As linhas poderão ser utilizadas para
- capital de giro
- aquisição de máquinas e equipamentos
- investimentos produtivos;
- inovação tecnológica;
- adaptação de produtos e processos;
- abertura e prospecção de novos mercados.
Produtos brasileiros taxados em 25%
Brasil Soberano chega à terceira fase
Além do lançamento do Brasil Soberano 3, Lula sancionou a lei que libera R$ 15 bilhões em linhas de crédito do Brasil Soberano 2, ampliando o programa criado no ano passado para responder ao primeiro tarifaço dos Estados Unidos.
O governo informou que outras medidas continuam em estudo e poderão ser adotadas caso as empresas enfrentem dificuldades para escoar os produtos atingidos pelas tarifas.
Governo mantém negociações com os EUA
Durante o anúncio, Lula afirmou que o Brasil continuará buscando uma solução negociada com os Estados Unidos.
— Nós estamos na mesa de negociação, propusemos a mesa de negociação, já mandamos vários documentos e várias propostas de negociação. Eu, pessoalmente, fui aos EUA, ficamos 3 horas discutindo negociação. [Os ministros] Márcio, Alckmin, o Dario, e o Haddad, quando era ministro, fizeram várias tentativas de negociar e a gente nunca encontrou reciprocidade na conversa — declarou Lula.

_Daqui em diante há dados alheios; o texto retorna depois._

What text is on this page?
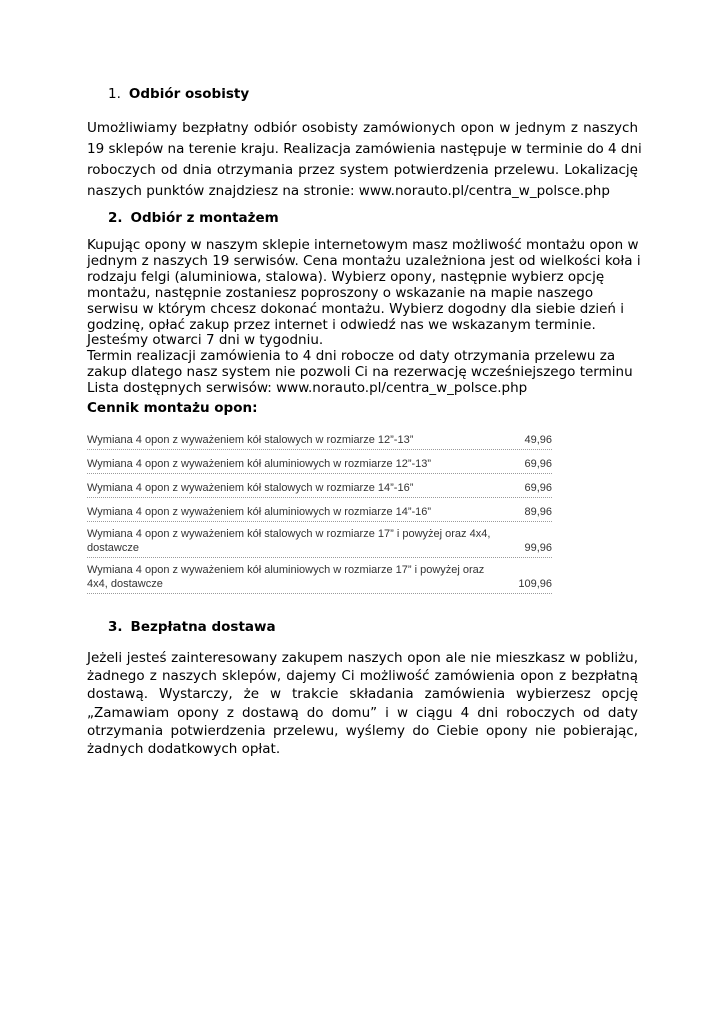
1. Odbiór osobisty
Umożliwiamy bezpłatny odbiór osobisty zamówionych opon w jednym z naszych
19 sklepów na terenie kraju. Realizacja zamówienia następuje w terminie do 4 dni
roboczych od dnia otrzymania przez system potwierdzenia przelewu. Lokalizację
naszych punktów znajdziesz na stronie: www.norauto.pl/centra_w_polsce.php
2. Odbiór z montażem
Kupując opony w naszym sklepie internetowym masz możliwość montażu opon w
jednym z naszych 19 serwisów. Cena montażu uzależniona jest od wielkości koła i
rodzaju felgi (aluminiowa, stalowa). Wybierz opony, następnie wybierz opcję
montażu, następnie zostaniesz poproszony o wskazanie na mapie naszego
serwisu w którym chcesz dokonać montażu. Wybierz dogodny dla siebie dzień i
godzinę, opłać zakup przez internet i odwiedź nas we wskazanym terminie.
Jesteśmy otwarci 7 dni w tygodniu.
Termin realizacji zamówienia to 4 dni robocze od daty otrzymania przelewu za
zakup dlatego nasz system nie pozwoli Ci na rezerwację wcześniejszego terminu
Lista dostępnych serwisów: www.norauto.pl/centra_w_polsce.php
Cennik montażu opon:
Wymiana 4 opon z wyważeniem kół stalowych w rozmiarze 12”-13”	49,96
Wymiana 4 opon z wyważeniem kół aluminiowych w rozmiarze 12”-13”	69,96
Wymiana 4 opon z wyważeniem kół stalowych w rozmiarze 14”-16”	69,96
Wymiana 4 opon z wyważeniem kół aluminiowych w rozmiarze 14”-16”	89,96
Wymiana 4 opon z wyważeniem kół stalowych w rozmiarze 17” i powyżej oraz 4x4, dostawcze	99,96
Wymiana 4 opon z wyważeniem kół aluminiowych w rozmiarze 17” i powyżej oraz 4x4, dostawcze	109,96
3. Bezpłatna dostawa
Jeżeli jesteś zainteresowany zakupem naszych opon ale nie mieszkasz w pobliżu,
żadnego z naszych sklepów, dajemy Ci możliwość zamówienia opon z bezpłatną
dostawą. Wystarczy, że w trakcie składania zamówienia wybierzesz opcję
„Zamawiam opony z dostawą do domu” i w ciągu 4 dni roboczych od daty
otrzymania potwierdzenia przelewu, wyślemy do Ciebie opony nie pobierając,
żadnych dodatkowych opłat.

Segundo integrantes do governo envolvidos nas conversas, as negociações avançaram no início, mas representantes da Casa Branca passaram a adotar uma postura considerada mais inflexível nos últimos meses.
De acordo com o governo brasileiro, os norte-americanos passaram a defender mudanças envolvendo o Pix e a legislação sobre minerais críticos. Integrantes da diplomacia também afirmam que informações apresentadas pelo Brasil sobre desmatamento foram desconsideradas pelos Estados Unidos.

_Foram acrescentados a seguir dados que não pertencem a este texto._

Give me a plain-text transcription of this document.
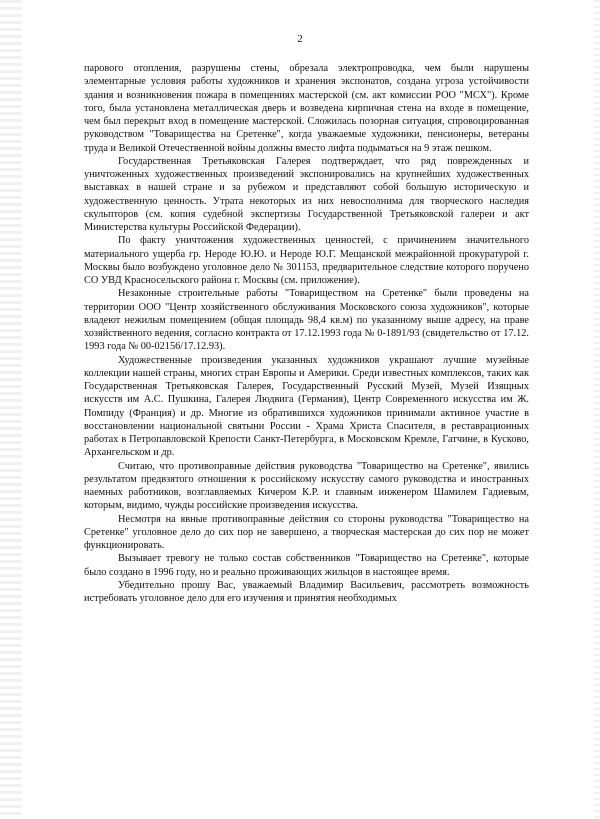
2

парового отопления, разрушены стены, обрезала электропроводка, чем были нарушены элементарные условия работы художников и хранения экспонатов, создана угроза устойчивости здания и возникновения пожара в помещениях мастерской (см. акт комиссии РОО "МСХ"). Кроме того, была установлена металлическая дверь и возведена кирпичная стена на входе в помещение, чем был перекрыт вход в помещение мастерской. Сложилась позорная ситуация, спровоцированная руководством "Товарищества на Сретенке", когда уважаемые художники, пенсионеры, ветераны труда и Великой Отечественной войны должны вместо лифта подыматься на 9 этаж пешком.

Государственная Третьяковская Галерея подтверждает, что ряд поврежденных и уничтоженных художественных произведений экспонировались на крупнейших художественных выставках в нашей стране и за рубежом и представляют собой большую историческую и художественную ценность. Утрата некоторых из них невосполнима для творческого наследия скульпторов (см. копия судебной экспертизы Государственной Третьяковской галереи и акт Министерства культуры Российской Федерации).

По факту уничтожения художественных ценностей, с причинением значительного материального ущерба гр. Нероде Ю.Ю. и Нероде Ю.Г. Мещанской межрайонной прокуратурой г. Москвы было возбуждено уголовное дело № 301153, предварительное следствие которого поручено СО УВД Красносельского района г. Москвы (см. приложение).

Незаконные строительные работы "Товариществом на Сретенке" были проведены на территории ООО "Центр хозяйственного обслуживания Московского союза художников", которые владеют нежилым помещением (общая площадь 98,4 кв.м) по указанному выше адресу, на праве хозяйственного ведения, согласно контракта от 17.12.1993 года № 0-1891/93 (свидетельство от 17.12. 1993 года № 00-02156/17.12.93).

Художественные произведения указанных художников украшают лучшие музейные коллекции нашей страны, многих стран Европы и Америки. Среди известных комплексов, таких как Государственная Третьяковская Галерея, Государственный Русский Музей, Музей Изящных искусств им А.С. Пушкина, Галерея Людвига (Германия), Центр Современного искусства им Ж. Помпиду (Франция) и др. Многие из обратившихся художников принимали активное участие в восстановлении национальной святыни России - Храма Христа Спасителя, в реставрационных работах в Петропавловской Крепости Санкт-Петербурга, в Московском Кремле, Гатчине, в Кусково, Архангельском и др.

Считаю, что противоправные действия руководства "Товарищество на Сретенке", явились результатом предвзятого отношения к российскому искусству самого руководства и иностранных наемных работников, возглавляемых Кичером К.Р. и главным инженером Шамилем Гадиевым, которым, видимо, чужды российские произведения искусства.

Несмотря на явные противоправные действия со стороны руководства "Товарищество на Сретенке" уголовное дело до сих пор не завершено, а творческая мастерская до сих пор не может функционировать.

Вызывает тревогу не только состав собственников "Товарищество на Сретенке", которые было создано в 1996 году, но и реально проживающих жильцов в настоящее время.

Убедительно прошу Вас, уважаемый Владимир Васильевич, рассмотреть возможность истребовать уголовное дело для его изучения и принятия необходимых
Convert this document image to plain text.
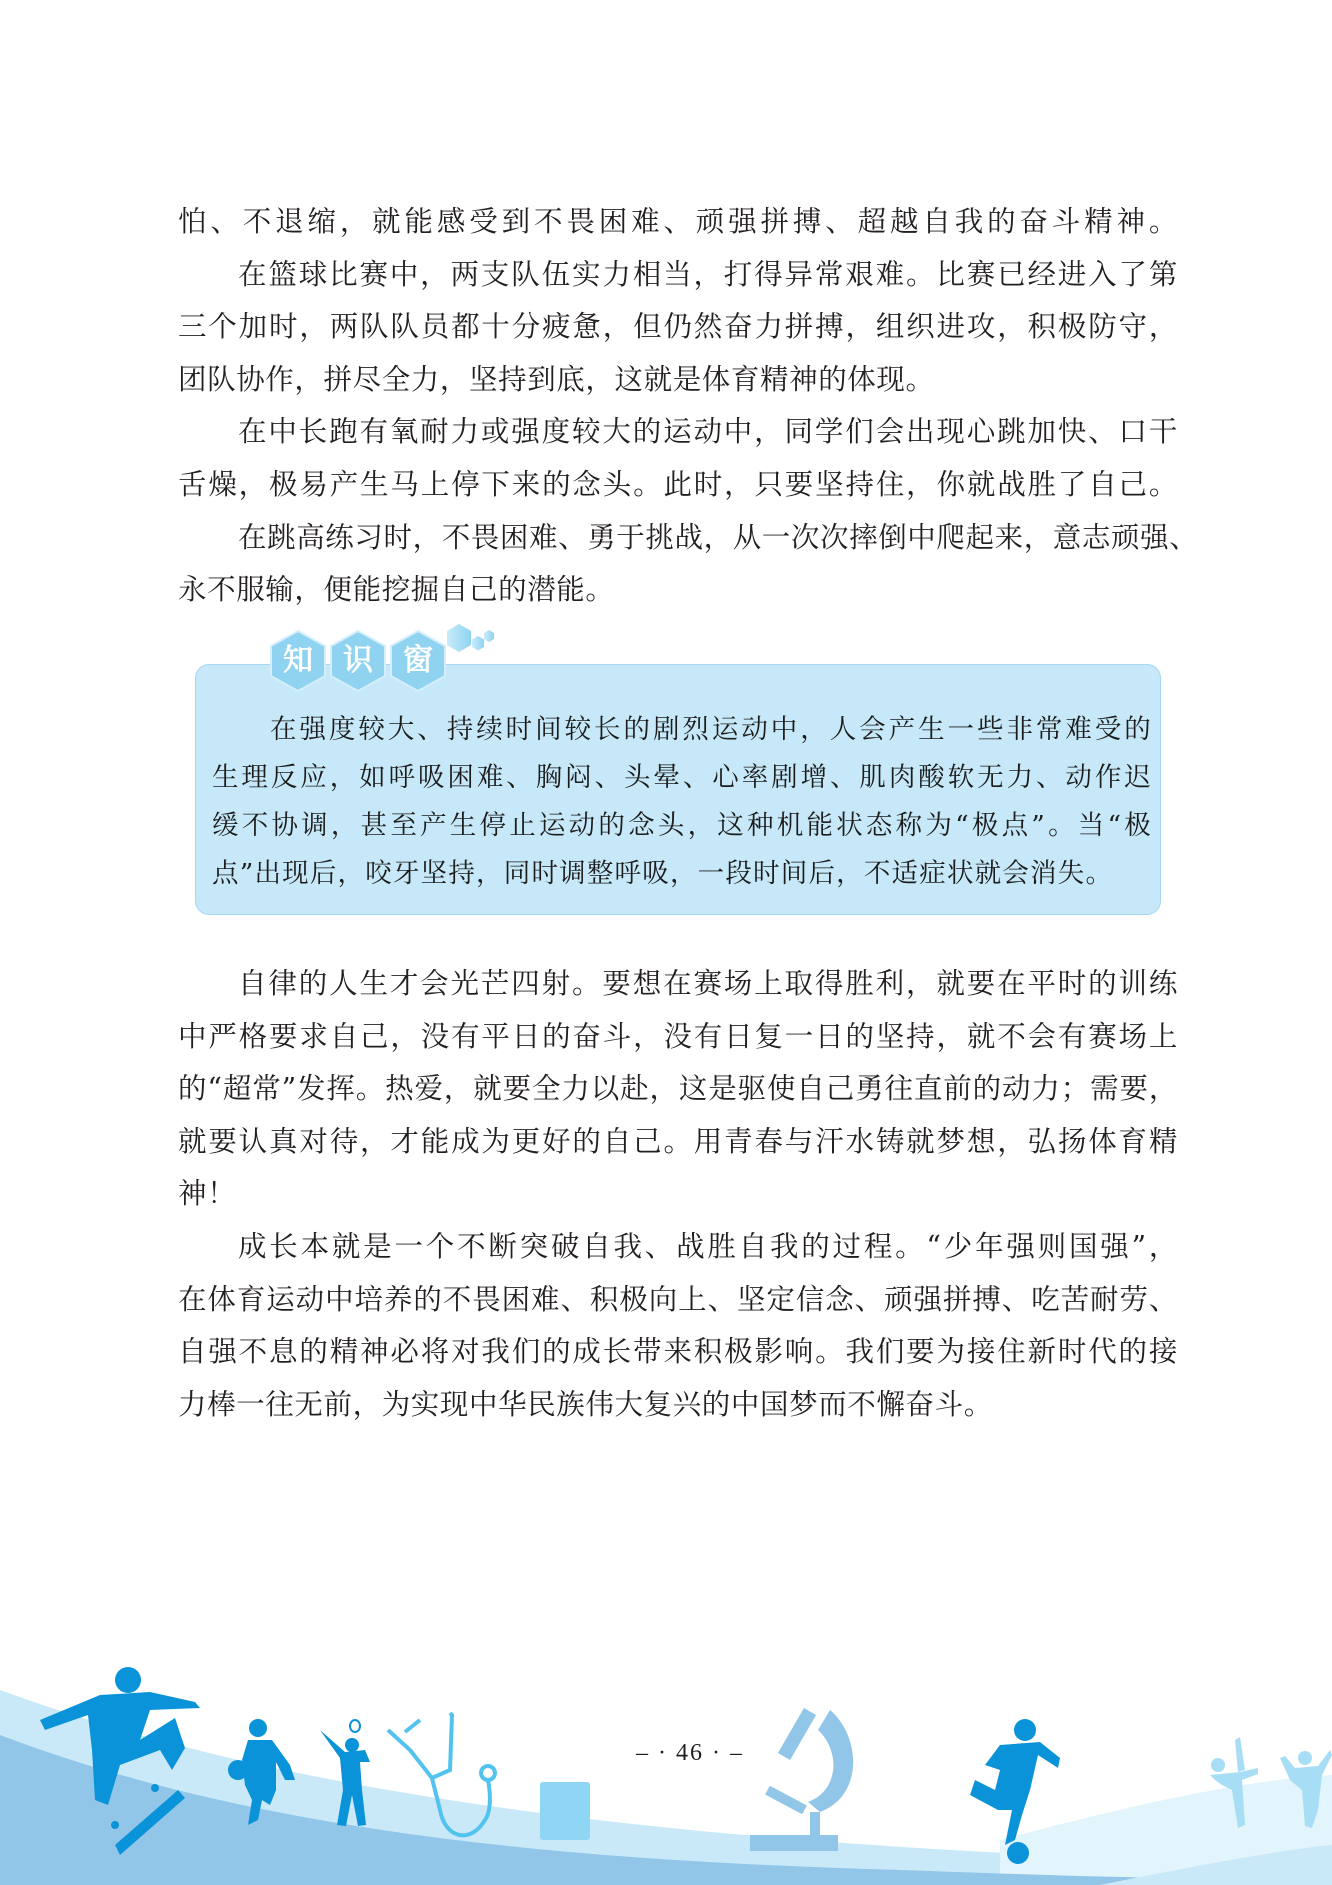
怕、不退缩，就能感受到不畏困难、顽强拼搏、超越自我的奋斗精神。
在篮球比赛中，两支队伍实力相当，打得异常艰难。比赛已经进入了第
三个加时，两队队员都十分疲惫，但仍然奋力拼搏，组织进攻，积极防守，
团队协作，拼尽全力，坚持到底，这就是体育精神的体现。
在中长跑有氧耐力或强度较大的运动中，同学们会出现心跳加快、口干
舌燥，极易产生马上停下来的念头。此时，只要坚持住，你就战胜了自己。
在跳高练习时，不畏困难、勇于挑战，从一次次摔倒中爬起来，意志顽强、
永不服输，便能挖掘自己的潜能。
知	识	窗
在强度较大、持续时间较长的剧烈运动中，人会产生一些非常难受的
生理反应，如呼吸困难、胸闷、头晕、心率剧增、肌肉酸软无力、动作迟
缓不协调，甚至产生停止运动的念头，这种机能状态称为“极点”。当“极
点”出现后，咬牙坚持，同时调整呼吸，一段时间后，不适症状就会消失。
自律的人生才会光芒四射。要想在赛场上取得胜利，就要在平时的训练
中严格要求自己，没有平日的奋斗，没有日复一日的坚持，就不会有赛场上
的“超常”发挥。热爱，就要全力以赴，这是驱使自己勇往直前的动力；需要，
就要认真对待，才能成为更好的自己。用青春与汗水铸就梦想，弘扬体育精
神！
成长本就是一个不断突破自我、战胜自我的过程。“少年强则国强”，
在体育运动中培养的不畏困难、积极向上、坚定信念、顽强拼搏、吃苦耐劳、
自强不息的精神必将对我们的成长带来积极影响。我们要为接住新时代的接
力棒一往无前，为实现中华民族伟大复兴的中国梦而不懈奋斗。
– · 46 · –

Alckmin descarta retaliação neste momento
O vice-presidente Geraldo Alckmin afirmou, na terça-feira (21), que a intenção do governo não é retaliar os Estados Unidos neste momento e que a prioridade segue sendo a negociação.

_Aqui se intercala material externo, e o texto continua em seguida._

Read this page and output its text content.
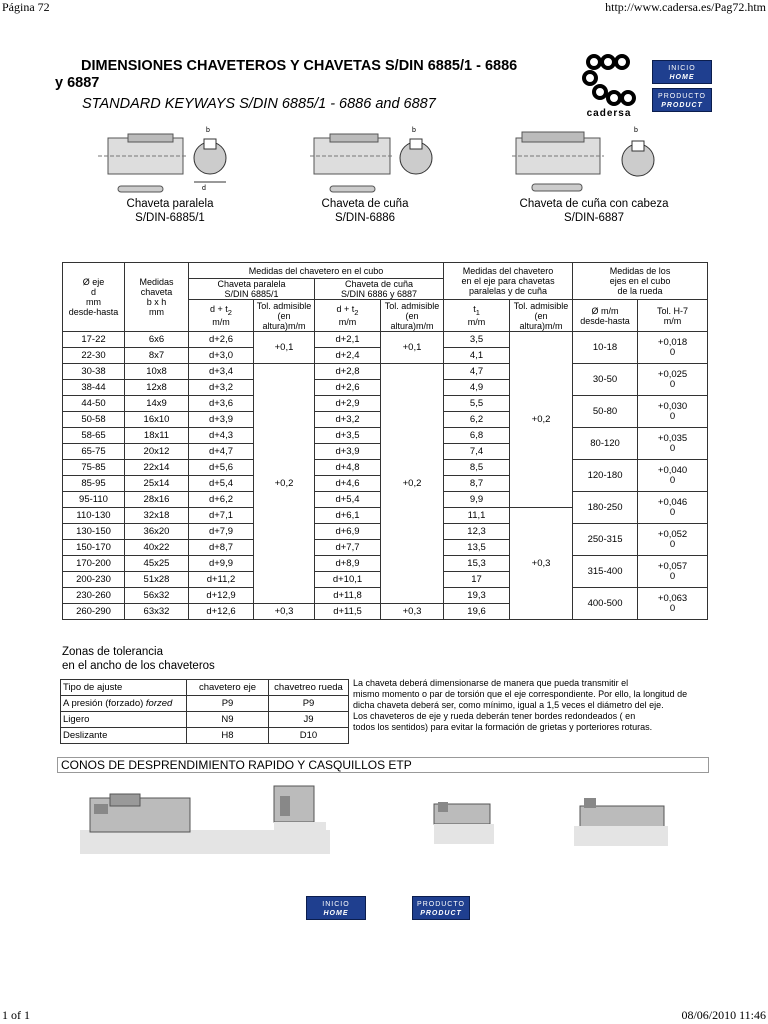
Página 72	http://www.cadersa.es/Pag72.htm
1 of 1	08/06/2010 11:46
DIMENSIONES CHAVETEROS Y CHAVETAS S/DIN 6885/1 - 6886
y 6887
STANDARD KEYWAYS S/DIN 6885/1 - 6886 and 6887
cadersa
INICIO
HOME
PRODUCTO
PRODUCT
d
b	b	b
Chaveta paralela
S/DIN-6885/1
Chaveta de cuña
S/DIN-6886
Chaveta de cuña con cabeza
S/DIN-6887
Ø eje
d
mm
desde-hasta	Medidas
chaveta
b x h
mm	Medidas del chavetero en el cubo				Medidas del chavetero
en el eje para chavetas
paralelas y de cuña		Medidas de los
ejes en el cubo
de la rueda	
		Chaveta paralela
S/DIN 6885/1		Chaveta de cuña
S/DIN 6886 y 6887					
		$d + t_2$
m/m	Tol. admisible
(en
altura)m/m	$d + t_2$
m/m	Tol. admisible
(en
altura)m/m	$t_1$
m/m	Tol. admisible
(en
altura)m/m	Ø m/m
desde-hasta	Tol. H-7
m/m
17-22	6x6	d+2,6	+0,1	d+2,1	+0,1	3,5	+0,2	10-18	+0,018
0
22-30	8x7	d+3,0		d+2,4		4,1			
30-38	10x8	d+3,4	+0,2	d+2,8	+0,2	4,7		30-50	+0,025
0
38-44	12x8	d+3,2		d+2,6		4,9			
44-50	14x9	d+3,6		d+2,9		5,5		50-80	+0,030
0
50-58	16x10	d+3,9		d+3,2		6,2			
58-65	18x11	d+4,3		d+3,5		6,8		80-120	+0,035
0
65-75	20x12	d+4,7		d+3,9		7,4			
75-85	22x14	d+5,6		d+4,8		8,5		120-180	+0,040
0
85-95	25x14	d+5,4		d+4,6		8,7			
95-110	28x16	d+6,2		d+5,4		9,9		180-250	+0,046
0
110-130	32x18	d+7,1		d+6,1		11,1	+0,3		
130-150	36x20	d+7,9		d+6,9		12,3		250-315	+0,052
0
150-170	40x22	d+8,7		d+7,7		13,5			
170-200	45x25	d+9,9		d+8,9		15,3		315-400	+0,057
0
200-230	51x28	d+11,2		d+10,1		17			
230-260	56x32	d+12,9		d+11,8		19,3		400-500	+0,063
0
260-290	63x32	d+12,6	+0,3	d+11,5	+0,3	19,6			
Zonas de tolerancia
en el ancho de los chaveteros
Tipo de ajuste	chavetero eje	chavetreo rueda
A presión (forzado) forzed	P9	P9
Ligero	N9	J9
Deslizante	H8	D10
La chaveta deberá dimensionarse de manera que pueda transmitir el
mismo momento o par de torsión que el eje correspondiente. Por ello, la longitud de
dicha chaveta deberá ser, como mínimo, igual a 1,5 veces el diámetro del eje.
Los chaveteros de eje y rueda deberán tener bordes redondeados ( en
todos los sentidos) para evitar la formación de grietas y porteriores roturas.
CONOS DE DESPRENDIMIENTO RAPIDO Y CASQUILLOS ETP
INICIO
HOME
PRODUCTO
PRODUCT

— A ideia não é retaliação. Não é retaliação. ‘Olho por olho’, o que pode acontecer é os dois ficarem cegos, né? — afirmou o vice-presidente, em entrevista após a primeira rodada de reuniões com os setores produtivos que serão atingidos pela decisão do governo de Donald Trump.
Santa Catarina está entre os estados mais atingidos pelo tarifaço
Santa Catarina está entre os estados brasileiros mais atingidos pelo novo tarifaço imposto pelos Estados Unidos sobre produtos brasileiros. Segundo dados da Agência Brasileira de Promoção de Exportações e Investimentos (ApexBrasil), 68% das exportações catarinenses destinadas ao mercado norte-americano serão afetadas pela tarifa adicional de 25%, o maior nível de exposição proporcional entre os estados.
Ao lado de São Paulo, Santa Catarina concentra 52% de todo o impacto econômico da medida. Do total de US$ 7,4 bilhões em exportações brasileiras atingidas pelas novas tarifas, US$ 3 bilhões correspondem a produtos paulistas. Embora São Paulo concentre o maior volume financeiro afetado, Santa Catarina aparece como o estado mais vulnerável em termos proporcionais, devido à forte dependência do mercado americano.